A robust safety program goes beyond high-visibility vests and hard hats, although those are obviously important. Forward-thinking companies are also investing in new connected safety solutions that are capable of monitoring employees remotely and providing data to managers to help ensure safety compliance. These will become increasingly essential in the era of the traveling contractor, with employees spread across a larger and more diverse geography.  

All in all, implementing a strong, comprehensive worker safety program can help businesses save money, attract and retain top talent, and be more competitive when it comes to winning new, complex projects. Partnering with an innovative distribution partner that can focus on the basics, as well as the more complex safety needs, can allow their contractors to focus on job execution and meet their customers’ requirements.  



Opportunity 3: Innovative Labor Solutions to Maximize Efficiency 

Almost every contractor has had to contend with labor shortages recently — especially for skilled labor — and there does not appear to be an end in sight. That’s why it’s increasingly critical to align with a distribution partner that can provide innovative and proactive solutions that can help maximize labor efficiency. 

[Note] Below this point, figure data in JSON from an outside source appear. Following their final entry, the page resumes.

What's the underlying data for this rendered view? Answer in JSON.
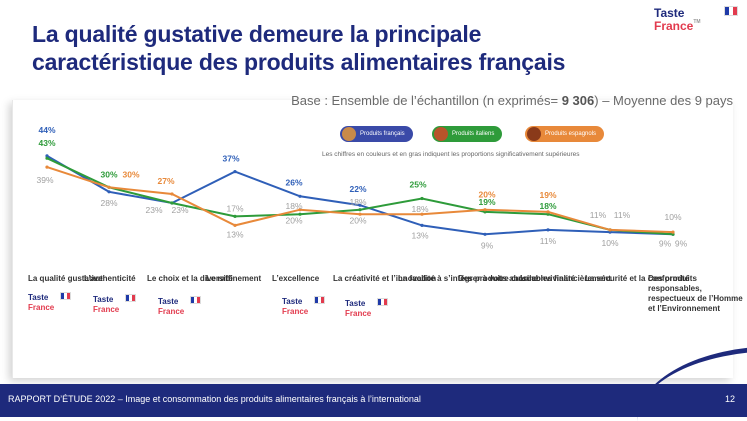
{
  "title": "La qualité gustative demeure la principale\ncaractéristique des produits alimentaires français",
  "brand": {
    "line1": "Taste",
    "line2": "France",
    "tm": "TM"
  },
  "base_note": {
    "prefix": "Base : Ensemble de l’échantillon (n exprimés= ",
    "n": "9 306",
    "suffix": ") – Moyenne des 9 pays"
  },
  "legend": [
    {
      "label": "Produits français",
      "color": "#3a4aa8"
    },
    {
      "label": "Produits italiens",
      "color": "#2e9b3a"
    },
    {
      "label": "Produits espagnols",
      "color": "#e8893a"
    }
  ],
  "significance_note": "Les chiffres en couleurs et en gras indiquent les proportions significativement supérieures",
  "chart_data": {
    "type": "line",
    "categories": [
      "La qualité gustative",
      "L’authenticité",
      "Le choix et la diversité",
      "Le raffinement",
      "L’excellence",
      "La créativité et l’innovation",
      "La facilité à s’intégrer à votre cuisine",
      "Des produits abordables financièrement",
      "La convivialité",
      "La sécurité et la conformité",
      "Des produits responsables, respectueux de l’Homme et l’Environnement"
    ],
    "series": [
      {
        "name": "Produits français",
        "color": "#2f5fb8",
        "values": [
          44,
          28,
          23,
          37,
          26,
          22,
          13,
          9,
          11,
          10,
          9
        ],
        "labels": [
          "44%",
          "28%",
          "23%",
          "37%",
          "26%",
          "22%",
          "13%",
          "9%",
          "11%",
          "10%",
          "9%"
        ],
        "bold": [
          true,
          false,
          false,
          true,
          true,
          true,
          false,
          false,
          false,
          false,
          false
        ]
      },
      {
        "name": "Produits italiens",
        "color": "#2e9b3a",
        "values": [
          43,
          30,
          23,
          17,
          18,
          20,
          25,
          19,
          18,
          11,
          9
        ],
        "labels": [
          "43%",
          "30%",
          "23%",
          "17%",
          "18%",
          "20%",
          "25%",
          "19%",
          "18%",
          "11%",
          "9%"
        ],
        "bold": [
          true,
          true,
          false,
          false,
          false,
          false,
          true,
          true,
          true,
          false,
          false
        ]
      },
      {
        "name": "Produits espagnols",
        "color": "#e8893a",
        "values": [
          39,
          30,
          27,
          13,
          20,
          18,
          18,
          20,
          19,
          11,
          10
        ],
        "labels": [
          "39%",
          "30%",
          "27%",
          "13%",
          "20%",
          "18%",
          "18%",
          "20%",
          "19%",
          "11%",
          "10%"
        ],
        "bold": [
          false,
          true,
          true,
          false,
          false,
          false,
          false,
          true,
          true,
          false,
          false
        ]
      }
    ],
    "muted_label_color": "#a0a0a0"
  },
  "category_labels": [
    "La qualité\ngustative",
    "L’authenticité",
    "Le choix et la\ndiversité",
    "Le raffinement",
    "L’excellence",
    "La créativité et\nl’innovation",
    "La facilité à\ns’intégrer à\nvotre cuisine",
    "Des produits\nabordables\nfinancièrement",
    "La convivialité",
    "La sécurité et la\nconformité",
    "Des produits\nresponsables,\nrespectueux de\nl’Homme et\nl’Environnement"
  ],
  "footer": {
    "text": "RAPPORT D’ÉTUDE 2022 – Image et consommation des produits alimentaires français à l’international",
    "page": "12"
  }
}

From a technology perspective, leading-edge companies are utilizing virtual reality (VR) and artificial intelligence (AI) for virtual project management, modeling and more. Those, along with automation and robotics, can also be leveraged for jobsite locations that may pose safety hazards. Additionally, other solutions can help construction businesses boost labor efficiency and effectiveness:

  • Prefabricated, or prefab, solutions deliver multiple products or materials preassembled in one shipment, meaning workers spend less time sorting and transporting, and more time installing and completing jobs on time.
  • Click-and-install solutions, as the name suggests, deliver specialized equipment to the jobsite ready for installation, which allows specialized labor to be utilized more effectively. These can be especially relevant for green energy and other sustainability-related projects, such as solar and wind farms, or EV charging stations.
  • Other innovative solutions or products can also help businesses reduce labor costs, speed up installation and minimize injury risk. 


Although complex and scalable projects tied to sustainability and electrification efforts will unlock billions of dollars in opportunities for construction companies, challenges remain. Controlling capital costs and managing supply chain issues will continue to be roadblocks that businesses will be forced to contend with. An effective safety program — or lack thereof — could stand in the way of attracting quality workers, or even hinder competitiveness. And lingering labor shortages will press companies to find innovative ways of maximizing the efficiency of the labor they do have. 


Finding and leaning on strategic partners that have the size, scalability and expertise to meet these challenges will help construction business owners stay competitive and capitalize on the numerous sustainability-related projects opening up in 2024 and beyond.